In che modo medici e infermieri riescono a gestire il prezzo in vite umane della violenza armata

L’uso violento di armi da fuoco è ormai parte della vita quotidiana in America, così come del lavoro di medici, infermieri e personale di primo soccorso.

Dopo che la National Rifle Association (organizzazione che agisce in favore dei detentori di armi da fuoco negli Stati Uniti d’America ndr) ha ammonito i medici di “starsene al loro posto” – in risposta al documento di sintesi in cui l’American College of Physicians affrontava il problema delle vittime di armi da fuoco – la reazione  si è fatta sentire. Molti operatori del settore hanno condiviso storie strazianti su cosa significhi prendersi cura di questi pazienti.

In che modo medici e infermieri riescono a gestire il prezzo in vite umane della violenza armata, che regolarmente si trovano ad affrontare? In che modo vengono toccati da questi traumi?

Il chirurgo traumatologo Stephanie Bonne stima che lei e i suoi colleghi allo University Hospital di Newark, New Jersey, in un anno vedano circa mille pazienti vittime di ferite da armi da fuoco o coltelli.

Spesso, dopo aver operato uno di questi pazienti, i loro abiti sono coperti da sangue. Stephanie ha imparato a tenere a portata di mano un’uniforme pulita, per non doversi presentare coperta di sangue a comunicare a una madre la morte del figlio.

Ha imparato anche ad assicurarsi che i familiari dei pazienti siano seduti, quando va a comunicargli una brutta notizia. E chiede a un cappellano di accompagnarla.

Ma questi episodi hanno un peso anche per la salute mentale di Stephanie e dei suoi colleghi. “I medici sono esseri umani, soffriamo anche noi in quei momenti.

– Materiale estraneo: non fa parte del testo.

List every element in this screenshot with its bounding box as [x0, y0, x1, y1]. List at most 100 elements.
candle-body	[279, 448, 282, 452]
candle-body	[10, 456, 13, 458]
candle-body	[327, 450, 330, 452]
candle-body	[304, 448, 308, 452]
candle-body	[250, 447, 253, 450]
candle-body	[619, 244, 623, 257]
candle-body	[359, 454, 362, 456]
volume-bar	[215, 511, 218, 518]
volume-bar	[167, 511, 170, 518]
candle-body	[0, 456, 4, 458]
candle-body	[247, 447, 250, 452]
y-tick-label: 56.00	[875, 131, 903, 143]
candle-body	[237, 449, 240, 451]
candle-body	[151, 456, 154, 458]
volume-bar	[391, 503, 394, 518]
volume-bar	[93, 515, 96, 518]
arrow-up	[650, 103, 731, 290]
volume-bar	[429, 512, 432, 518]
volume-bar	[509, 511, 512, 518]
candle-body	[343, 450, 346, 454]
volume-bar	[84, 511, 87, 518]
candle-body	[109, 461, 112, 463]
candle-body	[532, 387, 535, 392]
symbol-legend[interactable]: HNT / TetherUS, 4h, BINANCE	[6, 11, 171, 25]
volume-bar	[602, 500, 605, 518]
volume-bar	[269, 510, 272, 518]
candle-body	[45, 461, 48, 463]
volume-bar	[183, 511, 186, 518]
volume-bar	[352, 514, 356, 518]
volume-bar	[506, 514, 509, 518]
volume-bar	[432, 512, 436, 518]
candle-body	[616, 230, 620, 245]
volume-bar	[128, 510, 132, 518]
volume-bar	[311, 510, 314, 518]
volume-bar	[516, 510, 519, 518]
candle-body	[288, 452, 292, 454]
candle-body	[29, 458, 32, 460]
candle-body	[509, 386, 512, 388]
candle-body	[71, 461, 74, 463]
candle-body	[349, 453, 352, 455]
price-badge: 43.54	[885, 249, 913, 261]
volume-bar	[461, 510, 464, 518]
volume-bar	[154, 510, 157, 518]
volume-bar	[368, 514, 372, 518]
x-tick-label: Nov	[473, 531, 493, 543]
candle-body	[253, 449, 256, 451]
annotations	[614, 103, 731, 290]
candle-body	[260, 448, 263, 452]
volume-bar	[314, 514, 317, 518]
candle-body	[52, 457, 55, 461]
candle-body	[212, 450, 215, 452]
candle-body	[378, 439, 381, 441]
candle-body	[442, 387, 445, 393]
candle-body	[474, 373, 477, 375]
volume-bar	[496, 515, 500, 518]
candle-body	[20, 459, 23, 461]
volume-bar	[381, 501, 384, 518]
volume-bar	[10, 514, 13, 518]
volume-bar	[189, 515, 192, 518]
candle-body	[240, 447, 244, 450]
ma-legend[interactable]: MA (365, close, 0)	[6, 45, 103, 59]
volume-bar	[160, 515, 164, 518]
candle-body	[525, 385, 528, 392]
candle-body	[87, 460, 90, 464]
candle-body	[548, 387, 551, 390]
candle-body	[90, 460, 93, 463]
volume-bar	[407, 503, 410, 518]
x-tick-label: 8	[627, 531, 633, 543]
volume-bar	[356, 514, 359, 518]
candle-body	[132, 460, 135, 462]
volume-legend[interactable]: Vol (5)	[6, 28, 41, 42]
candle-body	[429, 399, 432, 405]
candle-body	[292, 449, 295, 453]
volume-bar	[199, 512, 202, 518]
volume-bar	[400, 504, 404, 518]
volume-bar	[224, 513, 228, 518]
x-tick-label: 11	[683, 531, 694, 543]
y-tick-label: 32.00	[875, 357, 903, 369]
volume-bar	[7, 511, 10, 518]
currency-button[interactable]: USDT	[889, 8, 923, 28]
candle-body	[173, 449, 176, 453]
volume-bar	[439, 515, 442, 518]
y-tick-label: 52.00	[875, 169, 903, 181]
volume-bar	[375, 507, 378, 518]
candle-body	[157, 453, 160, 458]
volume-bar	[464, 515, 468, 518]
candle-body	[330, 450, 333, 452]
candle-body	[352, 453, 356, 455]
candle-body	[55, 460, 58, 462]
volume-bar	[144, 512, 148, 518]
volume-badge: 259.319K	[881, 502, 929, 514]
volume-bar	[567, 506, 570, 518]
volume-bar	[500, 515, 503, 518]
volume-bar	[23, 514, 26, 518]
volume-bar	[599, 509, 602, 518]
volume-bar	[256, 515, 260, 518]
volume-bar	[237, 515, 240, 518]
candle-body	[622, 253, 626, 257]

Non possiamo semplicemente passare oltre.”

Alcuni studi stanno cercando di capire in che modo l’esposizione a questi traumi influenzi il personale sanitario, e in che modo possano ottenere l’assistenza psicologica di cui potrebbero aver bisogno.

Kristen Choi, ricercatrice all’Università della California, sta conducendo uno studio sul benessere psicologico del personale sanitario coinvolto nell’assistenza alle vittime di dodici diversi episodi di violenza di massa. Lo studio include colloqui con medici e infermieri sul modo in cui gestiscono il ricordo di queste esperienze.

Lo studio è ancora agli inizi, ma i risultati saranno molto importanti perché si tratta di un campo che finora non è stato analizzato a fondo, e che sembra avere più importanza che mai.

I ricercatori definiscono le conseguenze psicologiche legate all’assistenza alle vittime “stress traumatico secondario”. Secondo Choi può essere accostato al disordine post-traumatico da stress: incubi, flashback, e quelli che lei definisce “distorsioni da trauma”, ovvero l’innesco, da parte di eventi del tutto normali, di pensieri violenti.

Visti i pochi studi a disposizione, non è facile capire cosa potrebbe essere d’aiuto in questi casi, ma secondo Choi bisogna innanzitutto far partire un cambiamento culturale che dia modo al personale medico di esprimere questi problemi sul posto di lavoro, ed essere ascoltati.

Ad esempio, un debriefing di gruppo, dopo casi difficili, può essere d’aiuto, come anche l’ampliamento dell’accesso ad assistenza psicologica a basso costo.

Chi lavora nel settore dice però che spesso le strutture sanitarie non investono abbastanza nella salute psicologica dei loro impiegati. Senza modi efficaci di gestire ciò che hanno vissuto, la risposta di queste persone può essere sbagliata, e magari sfociare in alcol e droghe.

Molti di quelli che sono in prima linea spesso tendono a curarsi da soli. Marissa Boeck, chirurgo traumatologico all’Università della California, racconta che molto di quello che fa per il suo benessere mentale avviene fuori dal lavoro: esercizi, meditazione, tempo dedicato alla famiglia e agli amici.

Ma anche così, quello che affronta ha un grosso impatto su di lei. “Una volta che hai toccato qualcuno, ti senti responsabile per quella persona. Te lo porti dentro, e non penso che sia una cosa possibile da cancellare”.

“Si fa un gran parlare della salute dei medici – aggiunge Bonne – ma nessuno parla mai del fatto che diminuire le cose orribili che vediamo aiuterebbe i medici a stare meglio. Probabilmente sarei un medico più paziente, più compassionevole, un medico migliore se dovessi affrontare solo incidenti automobilistici.”